Pearl has not told Winnie because, “according to my mother, nothing is an accident.” Winnie has an obsessive belief in ying-gai, a belief that “she should have altered the direction of fate, she should have prevented disaster.” She feels responsible for every bad thing that happens, even for not preventing her husband’s death from cancer when Pearl was fourteen. Pearl knows that Winnie will feel somehow responsible for her daughter’s disease, too, and she will drive both of them crazy seeking a reason for the disease, and a Chinese medicine cure for it. Even more, Pearl dreads the moment when her mother must find out that Auntie Helen learned about Pearl’s illness before she did.
At the dinner, Pearl observes her mother feeding jellyfish to Cleo and telling Cleo that Pearl, as a little girl, loved to eat rubbery things. Cleo starts to cry at the thought of eating something rubbery, and when Auntie Helen calms her, Winnie is angry that Helen has interfered. Pearl feels bad for Winnie because “she’s been betrayed by her memory and my childhood fondness for rubbery-tasting things. I think about a child’s capacity to hurt her mother in ways that she cannot ever imagine.”
Suddenly, Pearl feels overwhelmed by the noisy room and by her guilt that she cannot talk to her own mother about an important thing like her multiple sclerosis. She wonders how such a distance sprang up between mother and daughter.
Auntie Helen interrupts her musings and asks her to help her cut the cake. But what Helen really wants is to talk to Pearl. At first, she tells Pearl she has discovered that she has a brain tumor, and although it is benign, Helen is convinced she is dying. Because she is dying, she says, she can no longer keep Pearl’s secret from Winnie. She demands that either Pearl tell her mother about her multiple sclerosis, or Helen will tell her. Pearl says that her mother will be so upset because she kept this secret from her. Helen mysteriously replies, “‘Maybe she has secrets too. . . . Your mother, oh yes, plenty of secrets!’”
Back at Winnie’s house, Pearl is exhausted from the evening. She is too tired to tackle telling her mother her secret. Instead, she grows irritated when Winnie fusses over them as they try to go to bed. Then she feels instantly guilty as she hears Winnie’s “slippers slowly padding down the hallway, each soft shuffle breaking my heart.”
Analysis
The narrative point of view in this chapter is important. Because the chapter is told through Pearl’s eyes, through the eyes of a grown woman dealing with a tiresome, quirky, interfering mother, readers see Winnie as Pearl sees her. Pearl feels dutiful towards the woman who raised her, but at the same time, she cannot connect with her. Pearl is an educated woman, a modern, American woman raising two girls in a modern world. Winnie, however, is part of the old world, the old Chinese traditions that Pearl is no longer part of. Pearl cannot cut herself off from Winnie, but neither can she embrace her.

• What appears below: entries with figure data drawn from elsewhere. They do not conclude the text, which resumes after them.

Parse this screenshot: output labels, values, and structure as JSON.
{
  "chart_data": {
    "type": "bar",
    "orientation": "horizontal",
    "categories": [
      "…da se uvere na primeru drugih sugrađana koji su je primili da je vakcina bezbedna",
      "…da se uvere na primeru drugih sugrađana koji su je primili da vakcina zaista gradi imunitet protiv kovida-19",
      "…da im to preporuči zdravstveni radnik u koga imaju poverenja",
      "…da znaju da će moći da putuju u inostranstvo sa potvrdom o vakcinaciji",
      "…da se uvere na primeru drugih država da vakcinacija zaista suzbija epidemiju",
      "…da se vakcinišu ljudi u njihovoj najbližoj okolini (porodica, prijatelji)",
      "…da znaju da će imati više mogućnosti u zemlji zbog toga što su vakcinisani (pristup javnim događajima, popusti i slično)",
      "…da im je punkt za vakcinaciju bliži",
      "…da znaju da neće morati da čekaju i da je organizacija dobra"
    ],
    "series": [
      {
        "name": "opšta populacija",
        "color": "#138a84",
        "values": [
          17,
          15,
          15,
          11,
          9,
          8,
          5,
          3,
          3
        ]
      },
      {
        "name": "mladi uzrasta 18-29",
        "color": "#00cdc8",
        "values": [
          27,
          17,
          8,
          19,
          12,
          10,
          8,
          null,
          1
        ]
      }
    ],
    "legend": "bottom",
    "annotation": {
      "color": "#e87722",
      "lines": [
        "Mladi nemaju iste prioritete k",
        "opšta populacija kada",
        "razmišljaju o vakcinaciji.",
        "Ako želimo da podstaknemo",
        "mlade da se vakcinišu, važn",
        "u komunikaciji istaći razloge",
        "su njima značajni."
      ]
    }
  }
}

Pearl—and through her, readers—thinks she knows Winnie. But there are hints that perhaps she does not know everything about her mother. Why does Winnie seem petty and jealous towards her longtime friend, Helen? Why is she was she so devoted to Grand Auntie Du? Why does Winnie feels responsible for other people’s ill luck? Pearl chalks these quirks up to her mother’s irritating, hovering personality, but Helen suggests that Winnie has “secrets.” What lies in her past that has made her into the woman she is now?